Catherine ends up on the wrong side of the law, wrongly convicted of a crime she didn’t commit, she’s forced into hiding, so she flees New York and ends up in Texas, with the end goal of hiding out in the Colorado frontier in the hopes that the world forgets her, but on her journey to Colorado, more things happen, and she ends up sidelined by unexpected events.
This book is told in the first person, and I ended up really glad that the author wrote it that way. Catherine is an interesting character, but I don’t think a lot of the events would have been as dramatic or impactful without Catherine’s personal thoughts and perspective.
I will admit that this book is much darker than I expected. I was anticipating a book that glorifies the Wild West and sort of romanticizes it, and I was completely prepared to get sick of that real fast, but Lenhardt stayed away from any of that. The West was a rough, uncut, unpredictable, dirty, dark place and there was absolutely no glorifying it in any way. Mixed with that are the personal struggles of a woman trying to make her own way in a world set against her and you have a book that’s a lot more gothic and grim than I expected.

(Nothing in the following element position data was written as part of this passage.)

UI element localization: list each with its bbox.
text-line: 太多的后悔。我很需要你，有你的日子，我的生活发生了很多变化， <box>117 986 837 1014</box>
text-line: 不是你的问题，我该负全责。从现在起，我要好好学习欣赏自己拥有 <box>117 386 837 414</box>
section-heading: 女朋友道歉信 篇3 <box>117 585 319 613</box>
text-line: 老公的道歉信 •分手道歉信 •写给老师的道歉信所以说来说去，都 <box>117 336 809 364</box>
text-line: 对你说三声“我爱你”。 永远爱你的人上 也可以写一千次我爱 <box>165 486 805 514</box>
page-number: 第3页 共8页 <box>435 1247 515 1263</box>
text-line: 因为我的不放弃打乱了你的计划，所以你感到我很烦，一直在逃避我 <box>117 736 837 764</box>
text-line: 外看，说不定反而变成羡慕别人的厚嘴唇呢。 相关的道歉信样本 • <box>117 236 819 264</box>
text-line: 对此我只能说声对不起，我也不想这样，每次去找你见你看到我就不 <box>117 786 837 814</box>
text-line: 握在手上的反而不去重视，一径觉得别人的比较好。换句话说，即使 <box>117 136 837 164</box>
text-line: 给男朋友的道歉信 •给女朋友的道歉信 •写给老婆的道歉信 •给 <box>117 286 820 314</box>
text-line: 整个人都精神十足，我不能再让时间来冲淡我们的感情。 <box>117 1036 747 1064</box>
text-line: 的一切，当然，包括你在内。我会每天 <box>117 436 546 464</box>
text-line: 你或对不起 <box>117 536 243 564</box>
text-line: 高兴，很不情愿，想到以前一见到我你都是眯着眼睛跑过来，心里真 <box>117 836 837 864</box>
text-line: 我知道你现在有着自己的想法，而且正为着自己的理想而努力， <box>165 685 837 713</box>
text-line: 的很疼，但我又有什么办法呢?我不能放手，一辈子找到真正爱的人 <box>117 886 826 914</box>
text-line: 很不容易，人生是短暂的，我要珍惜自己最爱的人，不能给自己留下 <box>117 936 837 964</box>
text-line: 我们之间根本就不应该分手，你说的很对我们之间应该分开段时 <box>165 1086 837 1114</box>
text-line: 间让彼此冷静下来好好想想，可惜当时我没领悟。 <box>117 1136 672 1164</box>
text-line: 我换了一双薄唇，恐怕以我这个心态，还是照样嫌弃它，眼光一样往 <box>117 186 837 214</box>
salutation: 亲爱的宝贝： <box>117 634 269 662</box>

However, this is juxtaposed with a plot that is actually full of hope despite all of its graphic, dark elements. Catherine has a stunningly hopeful view of humanity and human nature, despite everything set against her. There is also a love story thrown in, which I kind of anticipated as soon as the man of choice was introduced to things, but I have to hand it to Lenhardt. She handled it perfectly. The romance unfolds in a beautiful way, and while heartbreaking things happen, especially at the end (I will admit to some tears on my part), the beauty of their relationship and their chemistry was a huge, vibrant, hopeful part of the book that went a long way toward balancing out all of the darkness.
Sawbones knocked my socks off. I went into it not knowing what to expect, and I ended up loving it so much I devoured it in two days flat. Just having finished it today I’m already about 30% into the second book in the series (and I usually like to rest a month or so between books in a series). This book had it all, drama, action, a strong independent, smart lead character who makes mistakes, a beautiful romance that never got smarmy or purple, and a setting that was so vibrant and well-crafted that it almost became a character in its own right. It’s a dark book that is full of beauty and hope, and struck the right note in every possible way for me.
This book was amazing. I highly, highly recommend it for fans of historical fiction. Or books. Or anything good.